Las precipitaciones excepcionales provocaron inundaciones, derrumbes de edificaciones y deslizamientos de tierra que sepultaron a decenas de personas en municipios como Juiz de Fora y Ubá. Más de 5.000 habitantes debieron abandonar sus hogares, mientras que las autoridades locales declararon el estado de calamidad pública. En Juiz de Fora, uno de los barrios más golpeados, Parque Burnier, registra 12 muertos y 8 desaparecidos, mientras que en Tres Moinhos varias viviendas quedaron sepultadas tras deslizamientos.
El drama se intensificó la noche del miércoles, cuando nuevas precipitaciones anegaron calles y causaron más deslizamientos. Se prevén más lluvias hasta el fin de semana, lo que mantiene en alerta a la población y a los equipos de emergencia. “Todo el mundo está en pánico, parece una película de terror”, relató entre lágrimas Luiz Otávio Souza, vecino de Juiz de Fora que debió evacuar su casa y busca a su sobrino desaparecido.
El gobernador Romeu Zema negó que su administración haya reducido las inversiones en prevención contra lluvias, aunque informes periodísticos señalan que los gastos para mitigar el impacto de las precipitaciones se recortaron en un 95% en los últimos tres años. La polémica sobre la gestión de recursos se suma a la indignación social por la magnitud de la tragedia.
Juiz de Fora vive su febrero más lluvioso de la historia, con 584 milímetros acumulados, el doble del promedio habitual, lo que agravó los efectos de las precipitaciones en un relieve de cerros y valles. Científicos advierten que estos fenómenos extremos están vinculados al calentamiento global, que intensifica la frecuencia y severidad de las lluvias en Brasil.
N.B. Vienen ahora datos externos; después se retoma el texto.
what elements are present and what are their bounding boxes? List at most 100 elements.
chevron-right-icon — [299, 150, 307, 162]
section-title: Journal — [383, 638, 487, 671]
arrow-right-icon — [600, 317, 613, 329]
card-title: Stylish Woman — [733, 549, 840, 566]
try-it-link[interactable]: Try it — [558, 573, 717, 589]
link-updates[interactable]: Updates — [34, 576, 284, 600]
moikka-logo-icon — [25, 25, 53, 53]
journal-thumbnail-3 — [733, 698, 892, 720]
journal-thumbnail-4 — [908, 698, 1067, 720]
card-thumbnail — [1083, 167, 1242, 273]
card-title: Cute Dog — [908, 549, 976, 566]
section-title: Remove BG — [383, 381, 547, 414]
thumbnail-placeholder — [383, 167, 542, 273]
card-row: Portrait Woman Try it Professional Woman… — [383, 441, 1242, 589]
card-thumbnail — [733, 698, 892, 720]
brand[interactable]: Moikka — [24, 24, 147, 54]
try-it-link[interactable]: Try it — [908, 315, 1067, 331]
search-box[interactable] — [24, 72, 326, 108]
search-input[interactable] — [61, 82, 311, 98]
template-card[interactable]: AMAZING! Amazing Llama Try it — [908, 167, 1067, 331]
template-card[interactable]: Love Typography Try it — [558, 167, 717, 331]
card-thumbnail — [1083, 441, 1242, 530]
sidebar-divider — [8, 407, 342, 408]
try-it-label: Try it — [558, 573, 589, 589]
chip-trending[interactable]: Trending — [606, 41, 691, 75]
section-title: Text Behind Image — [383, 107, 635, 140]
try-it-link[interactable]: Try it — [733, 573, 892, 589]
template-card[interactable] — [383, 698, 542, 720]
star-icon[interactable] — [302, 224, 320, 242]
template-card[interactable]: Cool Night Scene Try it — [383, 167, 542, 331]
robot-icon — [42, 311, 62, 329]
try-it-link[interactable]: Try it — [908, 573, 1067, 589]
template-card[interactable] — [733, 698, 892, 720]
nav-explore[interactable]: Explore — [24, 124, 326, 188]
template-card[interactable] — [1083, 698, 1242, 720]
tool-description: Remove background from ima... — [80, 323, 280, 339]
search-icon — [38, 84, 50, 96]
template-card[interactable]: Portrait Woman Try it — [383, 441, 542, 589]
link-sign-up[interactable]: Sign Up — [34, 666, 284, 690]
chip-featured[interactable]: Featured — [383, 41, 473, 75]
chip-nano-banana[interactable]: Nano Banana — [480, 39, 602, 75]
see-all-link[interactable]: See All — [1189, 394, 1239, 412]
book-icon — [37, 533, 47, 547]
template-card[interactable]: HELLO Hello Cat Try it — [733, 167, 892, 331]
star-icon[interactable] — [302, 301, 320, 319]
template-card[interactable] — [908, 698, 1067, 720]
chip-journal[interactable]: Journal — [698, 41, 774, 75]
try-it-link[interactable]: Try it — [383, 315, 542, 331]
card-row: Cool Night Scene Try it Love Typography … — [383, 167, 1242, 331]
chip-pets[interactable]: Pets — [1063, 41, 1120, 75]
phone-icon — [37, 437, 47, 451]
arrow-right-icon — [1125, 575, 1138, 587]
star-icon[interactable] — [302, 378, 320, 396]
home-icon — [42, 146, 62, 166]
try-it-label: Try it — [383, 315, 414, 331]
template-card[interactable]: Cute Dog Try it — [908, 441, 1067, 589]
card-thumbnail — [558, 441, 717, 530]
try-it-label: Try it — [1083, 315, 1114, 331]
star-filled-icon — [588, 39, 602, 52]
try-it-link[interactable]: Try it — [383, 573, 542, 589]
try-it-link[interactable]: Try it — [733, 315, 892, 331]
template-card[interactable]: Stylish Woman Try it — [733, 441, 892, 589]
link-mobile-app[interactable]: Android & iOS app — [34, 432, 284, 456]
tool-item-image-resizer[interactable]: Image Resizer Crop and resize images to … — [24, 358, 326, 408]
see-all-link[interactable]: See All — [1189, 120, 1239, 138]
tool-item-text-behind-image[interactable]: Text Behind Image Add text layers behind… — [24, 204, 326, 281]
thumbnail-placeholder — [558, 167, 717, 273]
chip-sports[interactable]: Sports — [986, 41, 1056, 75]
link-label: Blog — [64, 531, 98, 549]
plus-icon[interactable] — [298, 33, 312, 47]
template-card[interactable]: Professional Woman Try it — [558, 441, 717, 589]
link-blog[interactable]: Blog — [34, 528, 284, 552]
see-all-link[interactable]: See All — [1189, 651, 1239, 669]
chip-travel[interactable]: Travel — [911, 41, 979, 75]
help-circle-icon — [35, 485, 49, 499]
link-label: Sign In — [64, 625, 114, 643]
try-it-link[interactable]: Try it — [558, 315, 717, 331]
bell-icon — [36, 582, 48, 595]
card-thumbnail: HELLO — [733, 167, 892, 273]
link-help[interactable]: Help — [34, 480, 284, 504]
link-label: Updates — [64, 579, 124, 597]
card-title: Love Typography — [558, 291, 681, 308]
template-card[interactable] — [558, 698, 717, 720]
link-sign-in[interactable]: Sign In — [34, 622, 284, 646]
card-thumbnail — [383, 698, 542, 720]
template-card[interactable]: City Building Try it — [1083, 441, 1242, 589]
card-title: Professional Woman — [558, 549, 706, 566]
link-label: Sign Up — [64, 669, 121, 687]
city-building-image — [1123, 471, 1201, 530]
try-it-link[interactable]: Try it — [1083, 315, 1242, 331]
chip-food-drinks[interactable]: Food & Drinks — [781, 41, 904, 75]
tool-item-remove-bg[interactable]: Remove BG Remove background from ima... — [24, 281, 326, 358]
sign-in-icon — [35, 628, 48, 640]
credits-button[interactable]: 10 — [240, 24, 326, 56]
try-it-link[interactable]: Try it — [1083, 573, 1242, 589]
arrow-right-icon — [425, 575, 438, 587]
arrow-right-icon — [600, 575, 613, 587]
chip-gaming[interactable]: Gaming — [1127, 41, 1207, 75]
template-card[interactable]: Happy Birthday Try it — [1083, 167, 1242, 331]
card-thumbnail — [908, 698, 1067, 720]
La tragedia en Minas Gerais se suma a otros desastres recientes: en 2024, inundaciones inéditas en el sur del país dejaron más de 200 muertos y afectaron a dos millones de habitantes, en una de las peores catástrofes naturales de la historia brasileña. Hoy, el país vuelve a enfrentar la vulnerabilidad de sus ciudades ante fenómenos climáticos cada vez más extremos.